Execute the rest of the body of this constructor. If that execution completes abruptly, then this procedure completes abruptly
for the same reason. Otherwise, this procedure completes normally.
**
Unlike C++, the Java programming language does not specify altered rules for method >dispatch during the creation of a new class instance. If methods are invoked that are >overridden in subclasses in the object being initialized, then these overriding methods >are used, even before the new object is completely initialized.
And from JLS 16.9:
Note that there are no rules that would allow us to conclude that V is
definitely unassigned before an instance variable initializer. We can
informally conclude that V is not definitely unassigned before any
instance variable initializer of C, but there is no need for such a
rule to be stated explicitly.
Happens before 17.4.5:
Threading 17.5.2:
A read of a final field of an object within the thread that constructs
that object is ordered with respect to the initialization of that
field within the constructor by the usual happens-before rules. If the
read occurs after the field is set in the constructor, it sees the
value the final field is assigned, otherwise it sees the default
value.
A class contains constructors that are invoked to create objects from the class blueprint.
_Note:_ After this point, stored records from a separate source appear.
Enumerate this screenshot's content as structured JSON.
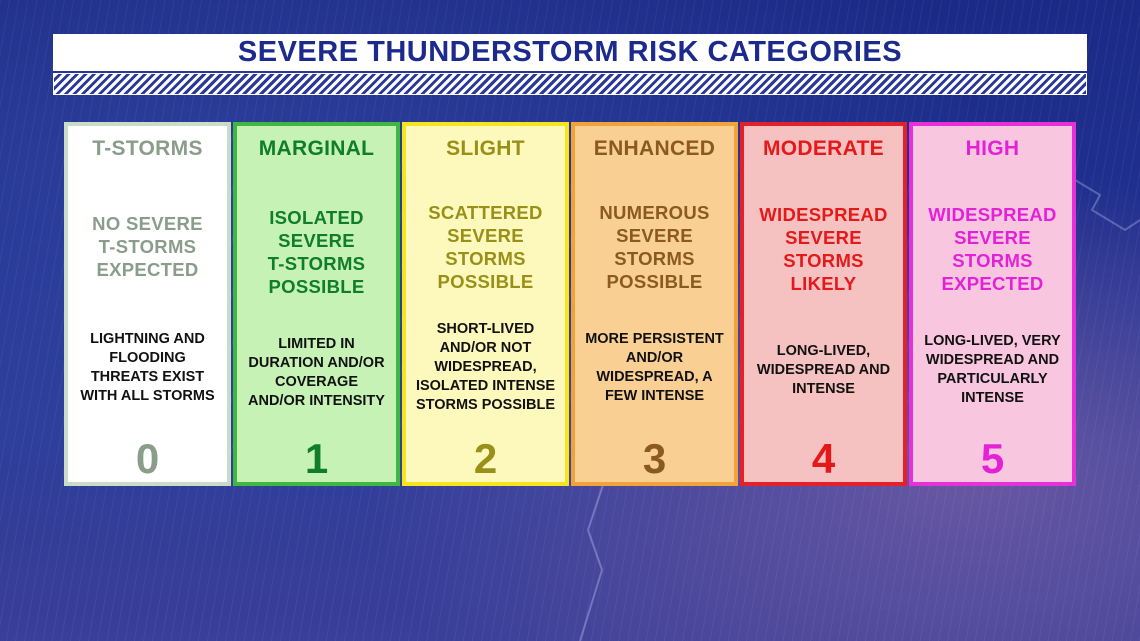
{
  "title": "SEVERE THUNDERSTORM RISK CATEGORIES",
  "categories": [
    {
      "name": "T-STORMS",
      "risk": [
        "NO SEVERE",
        "T-STORMS",
        "EXPECTED"
      ],
      "description": [
        "LIGHTNING AND",
        "FLOODING",
        "THREATS EXIST",
        "WITH ALL STORMS"
      ],
      "level": "0"
    },
    {
      "name": "MARGINAL",
      "risk": [
        "ISOLATED",
        "SEVERE",
        "T-STORMS",
        "POSSIBLE"
      ],
      "description": [
        "LIMITED IN",
        "DURATION AND/OR",
        "COVERAGE",
        "AND/OR INTENSITY"
      ],
      "level": "1"
    },
    {
      "name": "SLIGHT",
      "risk": [
        "SCATTERED",
        "SEVERE",
        "STORMS",
        "POSSIBLE"
      ],
      "description": [
        "SHORT-LIVED",
        "AND/OR NOT",
        "WIDESPREAD,",
        "ISOLATED INTENSE",
        "STORMS POSSIBLE"
      ],
      "level": "2"
    },
    {
      "name": "ENHANCED",
      "risk": [
        "NUMEROUS",
        "SEVERE",
        "STORMS",
        "POSSIBLE"
      ],
      "description": [
        "MORE PERSISTENT",
        "AND/OR",
        "WIDESPREAD, A",
        "FEW INTENSE"
      ],
      "level": "3"
    },
    {
      "name": "MODERATE",
      "risk": [
        "WIDESPREAD",
        "SEVERE",
        "STORMS",
        "LIKELY"
      ],
      "description": [
        "LONG-LIVED,",
        "WIDESPREAD AND",
        "INTENSE"
      ],
      "level": "4"
    },
    {
      "name": "HIGH",
      "risk": [
        "WIDESPREAD",
        "SEVERE",
        "STORMS",
        "EXPECTED"
      ],
      "description": [
        "LONG-LIVED, VERY",
        "WIDESPREAD AND",
        "PARTICULARLY",
        "INTENSE"
      ],
      "level": "5"
    }
  ],
  "colors": {
    "title_text": "#1c2a8e",
    "t_storms": "#8a9c8a",
    "marginal": "#0f7d2a",
    "slight": "#99901a",
    "enhanced": "#8a5a22",
    "moderate": "#e41a1a",
    "high": "#e521d8"
  }
}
This is what Oracle says about constructors.
Now to your point.
intuitively speaking, a constructor in Java is the thing that makes an object, and that nothing can touch that object until its constructor returns.
So according to the official documentation, your assumption is not right. And the point 1 and 2 are the abuse of the rules and behaviors of Java, unless you consciously want to leak your objects! As also being irrelevant to Constructor, I will skip discussing these points.
Now if we talk about your 3rd point, in multi-threaded environment there is nothing that can guarantee you about the consistency of your code, unless "properly synchronized blocks" or "the atomic instructions". As object creation is not a synchronized nor an atomic instruction, there is no guarantee of being consistent! There is nothing the Constructor can do with it. In other words its not the responsibility of the Constructor to make your object creation atomic.
Now, the answer to your question, "What other properties do constructors actually guarantee?" is somewhat easy. Constructors are merely nothing but special type of methods, that are invoked during object creation from the blue print of the class. So it can guarantee nothing, unless you give it a chance to be executed consistently like any other methods. It after being consistently executed it can guarantee you that, your object is created and initialized as you wanted and instructed in it.
constructors is java are just used to initialize the state of the object created..nothing more.